The lemon tree died last summer. It was in our village of Zarand for 60 years. Abol planted it in 1935 and when it bore fruit he would bring the lemons home to Tehran for special sweet summers of lemonade. And always, the lemon juice was saved for winter soup served in the china soup bowl each evening.
Memories of going to Zarand in our car was very rare then. Our car was started by a crank in the front. Abol driving me — I was seven years old — in the back, laughing and laughing as we bumped over the dirt roads to the village that had been given to Abol as a gift from a grateful patient.
I gazed at the past and saw Tehran. I listened for the sound of camel bells. When I tried to grasp it, it disappeared in time as I followed the ancient way to my past.
Glorious was the only way to describe the life we had in Tehran which was ultimately sacrificed to nothing. The winters were bitter cold. We were warmed under a korsi with red hot charcoal and drank water from the British Embassy. The taste of the water from springs in Shimeran was heaven both in taste and abundant flow.
Our life in Tehran was not based on material things. Living with no electricity and no running water, life was deeper in emotional intense feelings. All those moments. Who could count them all. Never know what you would find: Bottles with a secret message inside thrown from a pirate ship, Persian carpets, the taste of bastani, hearing Abol reciting Ferdowsi, scent of the rose yellow flower, embroidered silk, old fairy tales of the love of the moon for the sun.
I could hear Abol's shrill voice crying, wailing LA-ELAHA-EL-ALLAH way into the night and his cheating heart.

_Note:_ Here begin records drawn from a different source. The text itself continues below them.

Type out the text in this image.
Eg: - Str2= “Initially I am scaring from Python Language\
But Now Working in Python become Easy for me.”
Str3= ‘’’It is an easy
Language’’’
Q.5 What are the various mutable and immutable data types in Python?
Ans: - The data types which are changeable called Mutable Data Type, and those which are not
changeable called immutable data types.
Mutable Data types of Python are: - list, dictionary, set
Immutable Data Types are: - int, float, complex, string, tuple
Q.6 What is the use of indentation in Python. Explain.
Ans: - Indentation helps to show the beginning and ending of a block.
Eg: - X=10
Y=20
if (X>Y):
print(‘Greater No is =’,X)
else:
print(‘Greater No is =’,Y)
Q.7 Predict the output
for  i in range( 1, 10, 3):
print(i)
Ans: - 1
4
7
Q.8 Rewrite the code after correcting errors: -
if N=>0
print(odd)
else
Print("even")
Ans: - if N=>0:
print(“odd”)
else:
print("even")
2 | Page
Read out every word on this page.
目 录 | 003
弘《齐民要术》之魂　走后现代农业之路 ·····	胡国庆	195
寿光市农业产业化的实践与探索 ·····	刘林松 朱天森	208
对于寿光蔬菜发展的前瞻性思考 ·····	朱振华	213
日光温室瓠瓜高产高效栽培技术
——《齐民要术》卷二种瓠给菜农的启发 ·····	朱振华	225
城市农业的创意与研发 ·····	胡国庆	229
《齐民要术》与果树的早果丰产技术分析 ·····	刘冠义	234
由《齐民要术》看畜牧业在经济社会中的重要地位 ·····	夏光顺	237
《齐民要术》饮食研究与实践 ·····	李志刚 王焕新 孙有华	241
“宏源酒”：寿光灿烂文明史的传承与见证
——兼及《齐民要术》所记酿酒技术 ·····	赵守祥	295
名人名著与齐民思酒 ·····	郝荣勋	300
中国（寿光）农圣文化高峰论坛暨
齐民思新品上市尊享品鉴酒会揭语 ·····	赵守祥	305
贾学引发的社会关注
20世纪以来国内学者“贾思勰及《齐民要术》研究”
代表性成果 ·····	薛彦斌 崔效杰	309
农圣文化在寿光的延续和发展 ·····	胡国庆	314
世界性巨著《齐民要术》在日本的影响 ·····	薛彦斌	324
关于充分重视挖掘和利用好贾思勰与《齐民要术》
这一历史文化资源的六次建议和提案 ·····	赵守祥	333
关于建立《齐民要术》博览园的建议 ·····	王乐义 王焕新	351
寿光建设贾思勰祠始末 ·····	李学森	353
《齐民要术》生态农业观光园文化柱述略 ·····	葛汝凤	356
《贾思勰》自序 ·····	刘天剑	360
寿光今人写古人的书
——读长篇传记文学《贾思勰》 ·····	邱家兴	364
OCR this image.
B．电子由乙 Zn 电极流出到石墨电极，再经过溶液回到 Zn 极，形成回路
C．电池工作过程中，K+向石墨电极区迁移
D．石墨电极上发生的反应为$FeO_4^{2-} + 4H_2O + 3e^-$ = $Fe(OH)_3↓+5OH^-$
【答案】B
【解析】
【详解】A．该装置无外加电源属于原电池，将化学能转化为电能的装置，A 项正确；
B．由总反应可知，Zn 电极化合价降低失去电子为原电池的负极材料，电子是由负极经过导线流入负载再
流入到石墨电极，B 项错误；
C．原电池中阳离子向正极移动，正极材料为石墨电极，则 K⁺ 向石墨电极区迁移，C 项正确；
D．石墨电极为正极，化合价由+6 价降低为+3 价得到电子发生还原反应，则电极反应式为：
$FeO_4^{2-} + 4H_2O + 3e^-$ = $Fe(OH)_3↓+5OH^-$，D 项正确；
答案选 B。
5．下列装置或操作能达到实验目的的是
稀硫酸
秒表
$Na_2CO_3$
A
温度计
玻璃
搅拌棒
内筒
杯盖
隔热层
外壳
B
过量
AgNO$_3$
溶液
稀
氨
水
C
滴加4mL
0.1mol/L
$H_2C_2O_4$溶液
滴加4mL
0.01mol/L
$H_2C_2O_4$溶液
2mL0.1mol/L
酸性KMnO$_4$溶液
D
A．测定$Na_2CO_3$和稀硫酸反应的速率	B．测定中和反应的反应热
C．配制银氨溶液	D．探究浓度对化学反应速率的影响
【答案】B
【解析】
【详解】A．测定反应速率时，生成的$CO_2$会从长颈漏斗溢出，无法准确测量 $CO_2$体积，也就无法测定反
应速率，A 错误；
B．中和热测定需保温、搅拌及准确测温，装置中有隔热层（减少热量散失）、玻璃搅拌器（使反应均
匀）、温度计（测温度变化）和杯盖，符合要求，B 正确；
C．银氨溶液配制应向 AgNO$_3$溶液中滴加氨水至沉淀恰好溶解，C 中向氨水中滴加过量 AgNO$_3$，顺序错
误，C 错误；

We slept on the roof in hospital beds made of iron tubes. Mattress of black with white sheets. In our house, which was also a hospital, Abol operated on patients with my mother Helen assisting with anesthetic with a white gauze over the nose of the patient and drops of chloroform.
Abol gave his name to everything. He was Reza Shah's personal physician and the first American-trained physician to return to Tehran, demanded by all the rich and famous. He had also struck it rich in New York City before returning to Iran in 1931. His tremendous success matched the gathering dark clouds of his gigantic anger and supreme, dark, unfaithfullness.
He was born in Boroujen near Isfahan. A whacking fine stick had scarred his feet at school until he was eleven and he took a job in a tea house serving tea and lighting pipes. His mother died when he was one. He worked for a traveling salesman walking with him on a donkey to villages to sell material and houselhold items. He started a shop of his own but one night it was broken into and everything was stolen.
He was accepted at the American School in Tehran run by Christian missionaries with Dr. Jordan as the head. This was a chance to escape the place where cycles and cycles of generations had lived. Thunder of rebellion boiled in his guts. America was on the horizon.
Hopeful after finishing the American School in Tehran in 1918 at age 35, he found himself among the moaning moving multitude at Ellis Island. He struggled onward to Columbia University where he arrived too late and — God save him — he walked to South Dakota for undergraduate studies and then Syracuse University medical school. He threw his graduation hat in the sky in 1926. The chestnuts that shaded him were in bloom. He wanted to live and live to outlive himself. He died in Tehran in 1971 and is burried in Tus by his beloved Ferdowsi.
Abol always signed his letters to me: “Sincerely Dr. A.G. Bakhtiar”.